Preliminarily, we note that defendant's argument is actually a claim of legal error by the sentencing court in deeming itself bound by Penal Law § 70.25(2–b) to impose a consecutive sentence in appeal No. 2 (see People v. Diaby, 172 A.D.3d 473, 474, 97 N.Y.S.3d 861 [1st Dept. 2019], lv denied 33 N.Y.3d 1068, 105 N.Y.S.3d 45, 129 N.E.3d 365 [2019] ; see generally People v. Garcia, 84 N.Y.2d 336, 349, 618 N.Y.S.2d 621, 642 N.E.2d 1077 [1994] ). Defendant's argument is not, as he characterizes it, a claim under CPL 470.15(6)(b) that the sentence in appeal No. 2 is unduly harsh or severe. Defendant's argument is therefore subject to the preservation requirement (see People v. Fernandez, 251 A.D.2d 142, 143, 673 N.Y.S.2d 312 [1st Dept. 1998], lv denied 92 N.Y.2d 924, 680 N.Y.S.2d 465, 703 N.E.2d 277 [1998] ; see also People v. Parks, 309 A.D.2d 1172, 1173, 765 N.Y.S.2d 292 [4th Dept. 2003], lv denied 1 N.Y.3d 577, 775 N.Y.S.2d 793, 807 N.E.2d 906 [2003] ), and there is no dispute that the argument is unpreserved. Moreover, granting relief on defendant's unpreserved sentencing argument would frustrate the People's statutory right to "an opportunity to present relevant information to assist the [sentencing] court in making th[e] determination" regarding mitigating circumstances ( Penal Law § 70.25[2–b] ).
In any event, defendant's claim of legal error is without merit. "[T]he sentencing court does not have an independent obligation, in the first instance, to make findings of the presence or absence of mitigating circumstances [under Penal Law § 70.25(2–b) ], and ... if the claim is not raised [at sentencing] then the sentences must be consecutive" ( People v. Hamlet, 227 A.D.2d 203, 204, 642 N.Y.S.2d 254 [1st Dept. 1996], lv denied 88 N.Y.2d 1021, 651 N.Y.S.2d 20, 673 N.E.2d 1247 [1996] [emphasis added] ).

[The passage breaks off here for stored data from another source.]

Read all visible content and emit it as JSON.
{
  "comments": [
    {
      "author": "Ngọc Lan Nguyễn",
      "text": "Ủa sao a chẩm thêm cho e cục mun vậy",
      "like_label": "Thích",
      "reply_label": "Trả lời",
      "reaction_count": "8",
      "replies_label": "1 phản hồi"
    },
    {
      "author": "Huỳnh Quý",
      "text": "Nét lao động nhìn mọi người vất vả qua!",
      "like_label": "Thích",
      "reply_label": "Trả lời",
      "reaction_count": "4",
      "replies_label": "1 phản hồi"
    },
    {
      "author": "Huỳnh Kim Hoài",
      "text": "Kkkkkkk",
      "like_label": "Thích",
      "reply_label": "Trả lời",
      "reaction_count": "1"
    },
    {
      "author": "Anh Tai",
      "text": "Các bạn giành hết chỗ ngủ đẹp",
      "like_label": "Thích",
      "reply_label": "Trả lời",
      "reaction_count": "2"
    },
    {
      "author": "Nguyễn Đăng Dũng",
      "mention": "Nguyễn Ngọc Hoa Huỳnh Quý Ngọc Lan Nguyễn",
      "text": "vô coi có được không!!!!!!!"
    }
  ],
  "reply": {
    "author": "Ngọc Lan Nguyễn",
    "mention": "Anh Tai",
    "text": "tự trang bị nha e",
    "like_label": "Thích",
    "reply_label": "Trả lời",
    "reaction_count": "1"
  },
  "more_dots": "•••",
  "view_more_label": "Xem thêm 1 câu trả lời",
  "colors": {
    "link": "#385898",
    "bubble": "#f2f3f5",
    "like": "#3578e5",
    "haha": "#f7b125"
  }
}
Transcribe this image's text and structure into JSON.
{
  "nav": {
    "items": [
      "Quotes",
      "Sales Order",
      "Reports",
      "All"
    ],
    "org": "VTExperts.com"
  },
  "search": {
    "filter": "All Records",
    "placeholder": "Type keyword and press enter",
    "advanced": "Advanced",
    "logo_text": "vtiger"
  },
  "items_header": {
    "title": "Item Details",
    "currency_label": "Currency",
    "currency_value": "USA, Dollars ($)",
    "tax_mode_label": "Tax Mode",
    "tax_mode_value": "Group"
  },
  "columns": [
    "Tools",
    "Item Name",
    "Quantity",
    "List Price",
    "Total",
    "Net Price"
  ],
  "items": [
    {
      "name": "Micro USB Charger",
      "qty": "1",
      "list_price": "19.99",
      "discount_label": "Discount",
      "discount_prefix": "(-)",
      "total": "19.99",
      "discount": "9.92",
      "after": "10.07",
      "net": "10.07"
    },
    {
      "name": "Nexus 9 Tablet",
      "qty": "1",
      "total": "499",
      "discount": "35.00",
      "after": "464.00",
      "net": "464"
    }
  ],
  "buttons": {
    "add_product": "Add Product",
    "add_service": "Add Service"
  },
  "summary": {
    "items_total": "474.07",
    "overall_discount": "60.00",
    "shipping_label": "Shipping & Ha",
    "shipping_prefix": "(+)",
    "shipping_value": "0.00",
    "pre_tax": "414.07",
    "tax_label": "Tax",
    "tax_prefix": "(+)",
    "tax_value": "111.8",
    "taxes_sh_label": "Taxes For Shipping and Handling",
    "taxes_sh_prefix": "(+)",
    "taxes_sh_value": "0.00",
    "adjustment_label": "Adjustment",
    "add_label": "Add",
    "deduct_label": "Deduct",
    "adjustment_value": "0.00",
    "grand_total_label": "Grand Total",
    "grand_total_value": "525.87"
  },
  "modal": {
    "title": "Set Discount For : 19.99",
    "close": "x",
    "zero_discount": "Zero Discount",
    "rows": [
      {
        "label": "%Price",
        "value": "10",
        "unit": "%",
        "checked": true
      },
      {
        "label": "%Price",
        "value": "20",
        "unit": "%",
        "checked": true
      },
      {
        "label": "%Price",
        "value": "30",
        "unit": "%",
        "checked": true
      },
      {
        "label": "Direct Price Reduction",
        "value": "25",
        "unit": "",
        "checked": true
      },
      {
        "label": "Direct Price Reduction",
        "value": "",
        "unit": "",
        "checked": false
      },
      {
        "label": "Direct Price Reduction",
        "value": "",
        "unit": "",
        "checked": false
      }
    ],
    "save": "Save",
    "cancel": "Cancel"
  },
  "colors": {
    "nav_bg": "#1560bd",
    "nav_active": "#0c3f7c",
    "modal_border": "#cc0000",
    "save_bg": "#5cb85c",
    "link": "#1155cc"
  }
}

Finally, we note that the uniform sentence and commitment form in appeal No. 2 incorrectly states that defendant was convicted of criminal possession of a weapon in the second degree, and it must be amended to reflect defendant's conviction of attempted criminal possession of a weapon in the second degree (see People v. Facen, 71 A.D.3d 1410, 1411, 897 N.Y.S.2d 347 [4th Dept. 2010], lv denied 15 N.Y.3d 749, 906 N.Y.S.2d 822, 933 N.E.2d 221 [2010], reconsideration denied 15 N.Y.3d 804, 908 N.Y.S.2d 164, 934 N.E.2d 898 [2010] ).